The second patient example consisted of a presentation of a stage IV tumour, meaning data could only be obtained at the pretreatment phase. The aim for this data was to demonstrate that the relevant mutation could be clearly identified, and quickly, so Jeroen plotted the sequencing results as a function of sequencing time. This graph showed that within 5-7 hours, the team could see ample evidence for the presence of problematic mutations in the patient’s blood.

Based on these early examples, the Cyclomics team are optimistic that the process they develop can allow much more rapid interventions into treatment cycles by acting on mutation data on a quick turnaround.

To conclude his talk, Jeroen highlighted some of the methods for improvement he is pursuing right now. Referring back to the improvement basecalling with the new guppy basecaller made to the false positive rate, Jeroen explained that this gives him a clear conclusion – all the information must be in the signal, and it is the interpretation of that data that makes a crucial difference.

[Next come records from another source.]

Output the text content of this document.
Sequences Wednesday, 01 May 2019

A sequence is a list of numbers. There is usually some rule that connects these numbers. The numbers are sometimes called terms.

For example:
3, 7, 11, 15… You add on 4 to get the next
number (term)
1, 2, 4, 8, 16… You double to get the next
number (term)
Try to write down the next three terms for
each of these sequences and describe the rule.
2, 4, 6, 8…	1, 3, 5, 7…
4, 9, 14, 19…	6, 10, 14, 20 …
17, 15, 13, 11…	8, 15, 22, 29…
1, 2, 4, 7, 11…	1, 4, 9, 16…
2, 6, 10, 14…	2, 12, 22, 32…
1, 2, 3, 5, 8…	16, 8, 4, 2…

This lead the team to develop an approach using dynamic time warping on the backbone signal and insert signals, and applying deep learning to that data to assess whether a mutation is present directly from the signal, instead of passing via a basecalling step. The accuracy of detection across training epochs increased significantly, illustrating clearly that training and optimising for a particular target can massively increase algorithmic capability. The first results of using the algorithm were very promising, clearly showing the difference between wildtype and mutant reads at very high accuracy, and the hope is that these deep learning approaches will be utilised in the Cyclomics-seq pipeline very soon.

Finally, Jeroen described his overall vision – that Cyclomics-seq should reach patients – and explained that Cyclomics was now a newly formed spinout company who aim to market an ultra-flexible blood test for TP53. Subsequently, this could be expanded to additional fundamental gene targets, but the team are also actively pursing widening their approach to a whole-genome method that could incorporate base modification analysis too. Overall, the ambition is to be the first liquid biopsy company based on a third generation sequencing platform.